Source files (text and binary) of all work state Copyright (c) 2017-2018, The Monero Project.


CERN Open Hardware License 1.2

Being a hardware project, no software license is used. Instead, a open hardware license is applied whose terms resemble the other Monero projects' (BSD|MIT) licenses. Patents are more relevant to hardware projects so to counter risk of conflict the CERN OHL is used.

Note: While deliberating between TAPR and CERN, online chats led to a preference for CERN due to its:

Poison pill Conciseness Bodaciousness Lack of lame conditions Lack of Eric Raymond complaints Adoption by other like minded projects Legal Summary

The legal terms mentioned in this text are chosen with the intent of maintaining free and open access to the work. Some call this intellectual property (IP) and others consider deliverables (see section 'Deliverables'.)
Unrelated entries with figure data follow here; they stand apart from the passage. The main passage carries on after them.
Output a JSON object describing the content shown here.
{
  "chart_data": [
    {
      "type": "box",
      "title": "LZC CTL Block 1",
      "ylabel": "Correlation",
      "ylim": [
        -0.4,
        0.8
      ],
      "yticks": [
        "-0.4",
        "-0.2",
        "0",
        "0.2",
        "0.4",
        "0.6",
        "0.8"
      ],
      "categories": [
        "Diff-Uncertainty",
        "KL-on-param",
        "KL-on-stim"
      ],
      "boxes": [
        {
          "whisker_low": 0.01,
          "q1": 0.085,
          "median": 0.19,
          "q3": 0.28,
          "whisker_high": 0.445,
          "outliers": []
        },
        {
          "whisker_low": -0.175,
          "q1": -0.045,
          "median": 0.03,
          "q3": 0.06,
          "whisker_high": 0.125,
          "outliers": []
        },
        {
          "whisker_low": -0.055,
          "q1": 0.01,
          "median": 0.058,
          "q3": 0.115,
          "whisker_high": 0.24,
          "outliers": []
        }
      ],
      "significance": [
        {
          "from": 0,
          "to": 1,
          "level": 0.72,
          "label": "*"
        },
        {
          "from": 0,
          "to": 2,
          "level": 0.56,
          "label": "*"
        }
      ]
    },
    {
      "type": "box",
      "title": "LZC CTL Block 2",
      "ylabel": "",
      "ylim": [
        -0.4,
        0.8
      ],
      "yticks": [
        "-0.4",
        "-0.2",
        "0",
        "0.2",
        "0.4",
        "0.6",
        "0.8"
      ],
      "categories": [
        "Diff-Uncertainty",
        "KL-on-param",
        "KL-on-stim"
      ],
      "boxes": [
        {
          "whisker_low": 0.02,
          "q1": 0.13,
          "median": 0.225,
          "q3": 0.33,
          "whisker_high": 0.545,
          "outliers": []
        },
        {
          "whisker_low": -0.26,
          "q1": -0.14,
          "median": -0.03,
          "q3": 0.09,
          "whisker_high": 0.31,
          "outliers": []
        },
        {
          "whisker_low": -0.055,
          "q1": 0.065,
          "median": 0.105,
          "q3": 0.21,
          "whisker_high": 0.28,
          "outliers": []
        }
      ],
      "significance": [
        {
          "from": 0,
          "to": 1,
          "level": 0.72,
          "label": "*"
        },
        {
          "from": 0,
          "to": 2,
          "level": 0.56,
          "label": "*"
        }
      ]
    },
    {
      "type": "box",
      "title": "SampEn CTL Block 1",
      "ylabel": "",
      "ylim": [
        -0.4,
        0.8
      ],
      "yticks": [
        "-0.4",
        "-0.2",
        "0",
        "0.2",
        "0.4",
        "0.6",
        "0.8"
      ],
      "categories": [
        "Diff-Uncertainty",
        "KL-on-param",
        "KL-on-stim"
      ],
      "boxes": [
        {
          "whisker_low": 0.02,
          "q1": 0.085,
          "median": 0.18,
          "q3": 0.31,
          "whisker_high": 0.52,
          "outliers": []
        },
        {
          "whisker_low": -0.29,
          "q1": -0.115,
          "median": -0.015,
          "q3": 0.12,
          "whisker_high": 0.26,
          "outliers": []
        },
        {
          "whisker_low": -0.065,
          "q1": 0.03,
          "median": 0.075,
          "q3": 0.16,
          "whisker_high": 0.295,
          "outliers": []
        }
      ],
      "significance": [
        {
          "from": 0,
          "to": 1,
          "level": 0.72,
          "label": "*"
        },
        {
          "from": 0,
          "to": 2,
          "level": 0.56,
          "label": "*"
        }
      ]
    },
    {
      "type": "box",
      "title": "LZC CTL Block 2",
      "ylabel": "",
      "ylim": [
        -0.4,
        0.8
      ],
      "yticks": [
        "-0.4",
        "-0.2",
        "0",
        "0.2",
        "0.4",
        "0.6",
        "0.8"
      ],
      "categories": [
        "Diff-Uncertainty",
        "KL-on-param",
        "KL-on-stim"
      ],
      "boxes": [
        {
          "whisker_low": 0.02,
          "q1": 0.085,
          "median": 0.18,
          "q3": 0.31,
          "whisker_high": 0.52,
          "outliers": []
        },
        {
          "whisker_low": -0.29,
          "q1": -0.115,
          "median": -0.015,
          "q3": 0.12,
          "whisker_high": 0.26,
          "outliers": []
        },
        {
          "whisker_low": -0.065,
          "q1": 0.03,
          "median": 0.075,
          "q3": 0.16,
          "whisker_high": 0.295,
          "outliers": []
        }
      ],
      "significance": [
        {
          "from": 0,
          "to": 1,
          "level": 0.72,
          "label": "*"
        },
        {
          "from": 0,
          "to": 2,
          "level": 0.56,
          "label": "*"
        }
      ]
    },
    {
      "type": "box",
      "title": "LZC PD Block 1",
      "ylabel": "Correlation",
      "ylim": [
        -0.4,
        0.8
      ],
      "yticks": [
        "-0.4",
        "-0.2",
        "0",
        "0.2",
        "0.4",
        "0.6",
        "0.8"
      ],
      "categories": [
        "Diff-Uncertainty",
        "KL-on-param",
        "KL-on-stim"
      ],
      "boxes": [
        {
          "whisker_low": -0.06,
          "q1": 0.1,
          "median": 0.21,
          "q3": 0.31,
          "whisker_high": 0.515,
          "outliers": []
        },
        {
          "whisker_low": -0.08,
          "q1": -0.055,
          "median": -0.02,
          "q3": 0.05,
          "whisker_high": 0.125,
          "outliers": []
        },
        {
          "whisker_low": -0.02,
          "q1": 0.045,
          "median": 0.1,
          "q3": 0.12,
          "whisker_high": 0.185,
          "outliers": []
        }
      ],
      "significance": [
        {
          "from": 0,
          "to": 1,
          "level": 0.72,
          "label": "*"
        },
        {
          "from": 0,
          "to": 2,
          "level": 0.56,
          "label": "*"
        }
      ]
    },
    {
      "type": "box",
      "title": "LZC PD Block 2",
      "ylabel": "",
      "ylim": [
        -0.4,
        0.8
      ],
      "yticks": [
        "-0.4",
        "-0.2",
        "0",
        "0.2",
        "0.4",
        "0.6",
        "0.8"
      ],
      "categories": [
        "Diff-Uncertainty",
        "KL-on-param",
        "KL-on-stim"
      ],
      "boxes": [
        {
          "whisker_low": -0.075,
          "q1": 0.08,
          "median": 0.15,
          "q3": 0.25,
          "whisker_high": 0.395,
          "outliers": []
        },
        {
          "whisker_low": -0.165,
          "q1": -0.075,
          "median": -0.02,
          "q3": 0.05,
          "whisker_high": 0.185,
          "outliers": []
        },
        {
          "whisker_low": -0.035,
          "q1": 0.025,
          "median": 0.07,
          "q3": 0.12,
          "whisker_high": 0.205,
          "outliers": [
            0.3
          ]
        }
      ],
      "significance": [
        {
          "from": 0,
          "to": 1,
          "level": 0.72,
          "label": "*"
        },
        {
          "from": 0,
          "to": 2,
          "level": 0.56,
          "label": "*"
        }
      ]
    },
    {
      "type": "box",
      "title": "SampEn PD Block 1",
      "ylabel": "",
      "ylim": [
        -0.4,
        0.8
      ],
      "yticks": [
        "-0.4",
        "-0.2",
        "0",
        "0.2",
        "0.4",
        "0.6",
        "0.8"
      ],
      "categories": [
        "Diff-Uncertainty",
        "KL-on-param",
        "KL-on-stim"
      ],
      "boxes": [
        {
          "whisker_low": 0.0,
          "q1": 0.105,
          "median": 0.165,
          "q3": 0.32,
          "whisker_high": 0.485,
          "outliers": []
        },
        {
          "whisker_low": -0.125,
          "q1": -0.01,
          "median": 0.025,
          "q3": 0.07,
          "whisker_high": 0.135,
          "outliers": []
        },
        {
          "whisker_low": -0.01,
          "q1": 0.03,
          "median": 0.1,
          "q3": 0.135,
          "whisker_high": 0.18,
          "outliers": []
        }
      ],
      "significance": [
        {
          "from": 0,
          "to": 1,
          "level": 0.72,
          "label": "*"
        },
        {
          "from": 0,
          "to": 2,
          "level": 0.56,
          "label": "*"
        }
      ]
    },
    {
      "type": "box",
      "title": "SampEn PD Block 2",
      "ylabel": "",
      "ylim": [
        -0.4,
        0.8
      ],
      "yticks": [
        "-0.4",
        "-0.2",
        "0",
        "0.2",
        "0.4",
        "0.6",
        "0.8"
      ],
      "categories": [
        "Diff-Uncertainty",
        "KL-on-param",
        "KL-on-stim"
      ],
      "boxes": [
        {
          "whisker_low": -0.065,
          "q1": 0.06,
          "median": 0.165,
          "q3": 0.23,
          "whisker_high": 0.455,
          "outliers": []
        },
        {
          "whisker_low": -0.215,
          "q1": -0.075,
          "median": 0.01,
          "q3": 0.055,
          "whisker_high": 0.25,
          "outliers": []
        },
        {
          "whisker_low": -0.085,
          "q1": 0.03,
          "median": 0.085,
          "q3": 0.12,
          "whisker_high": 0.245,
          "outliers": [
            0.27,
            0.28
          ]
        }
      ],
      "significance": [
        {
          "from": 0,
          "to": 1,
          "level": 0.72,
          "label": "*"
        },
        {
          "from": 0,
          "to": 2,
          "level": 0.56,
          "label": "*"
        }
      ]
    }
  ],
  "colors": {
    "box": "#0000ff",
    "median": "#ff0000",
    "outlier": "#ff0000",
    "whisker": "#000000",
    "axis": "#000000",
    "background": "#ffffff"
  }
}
These intentions are no different than other Monero projects, and the community is unified in encouraging freedom. Like any other similarly licensed Opensource project, groups and individuals may enjoy the free and open terms as specified in the license.


The project intends to serve as a launchpad for small (one man-hour) to large (one man-year) efforts at distributing Monero featured wallet hardware. Several requirements (see section 'Non/Functional Requirements') support the derivation, customization, marketing, and teaching of how to begin commercialization. All are welcome to participate in this way, and the hope is that we end up with both collaborating and competing groups.


This project proposal was first discussed by Michael, endogenic, and anonimal at the Monero themed party during DefCon 2017.


Teamwork and collaboration from any competent person is encouraged. Outreach to other hardware makers mutually benefits the respective communities.


The hackerspace mailing lists and IRC channels for C-Base, MuCCC, and the Noisebridge will serve to promote, while dedicated lists and channels will serve to support. Outreach is conducted with the EFF, NLNet, and other like minded groups.

Midterm deliverables will be taken to CCC congress at Leipzig in December, possibly Shmoocon in January, and prototype or release grade devices will be distributed at DefCon 2018 (see project plan.) It may be Michael that makes these visits or another person familiar with the project.